This morning marked the end of an era. After twelve years, I severed ties with my Medicare Advantage plan and enrolled in a traditional Medicare Supplement policy. The simmering frustration finally reached a boiling point, and I walked away.
Initially, the appeal of Medicare Advantage was partly ideological. I embraced the concept of a program that incentivized healthy habits. However, the promised benefits proved elusive – my gym and dentist were both outside the network, rendering those perks unattainable.
Even during a serious health challenge – a cancer diagnosis in 2015 – the plan didn’t obstruct my choice to seek specialized care 600 miles away at the University of Chicago. They processed the claims, albeit reimbursing the hospital a fraction of the actual cost.
Throughout those twelve years, care was never denied. Yet, the constant administrative burden on my primary care physician was relentless. Endless requests for sign-offs on every decision, even those related to my cancer treatment, created hours of unnecessary paperwork.

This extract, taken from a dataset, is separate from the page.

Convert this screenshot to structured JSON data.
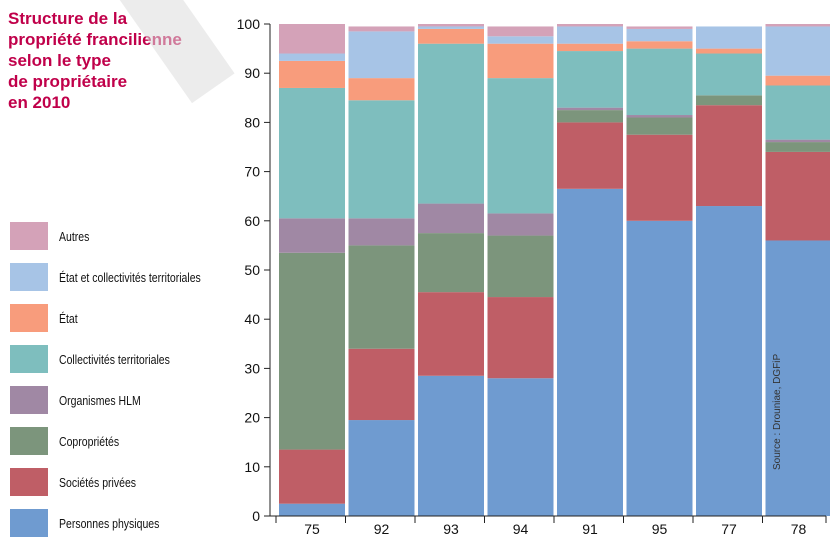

I repeatedly deflected sixteen invitations for “wellness visits” – essentially home visits aimed at upcoding my care. My primary interaction with the carrier consisted of a barrage of automated phone calls, a constant stream of digital noise.
Subtle signs of network erosion began to appear. Prestigious institutions like the University of Pennsylvania, Cedars Sinai, and the Hospital for Special Surgery stopped accepting the plan. But the final signal came with Mayo Clinic’s announcement that they would no longer participate.
Mayo Clinic represents my crucial safety net, the provider I rely on when my local doctors can’t meet my complex needs. Their departure was the breaking point, a clear indication of a diminishing network and a compromised level of care.
The redesign of Medicare Advantage in the early 2000s held promise, and in certain markets, plans like SCAN or Kaiser offer genuine value. For individuals with multiple health challenges or dual eligibility, coordinated care within a tightly integrated medical group can be exceptionally beneficial – a point my friend George Halvorson and I both recognize.
However, the notion that capitation or AI-driven micro-management is a universal solution to healthcare’s problems is increasingly suspect. The issue isn’t simply about financial incentives; I experienced the system firsthand for twelve years. It’s about the quality of care available when facing a serious health crisis.
Beyond the frozen meals delivered after my surgery, the carrier added no tangible value to my life. Medicare Advantage simply wasn’t worth it, even when it came with a zero-premium price tag. The peace of mind and access to trusted providers proved far more valuable.
Ultimately, the decision wasn’t about cost; it was about control and confidence in the care I could receive. It was about choosing a system that prioritized my health, not administrative efficiency or bottom-line profits.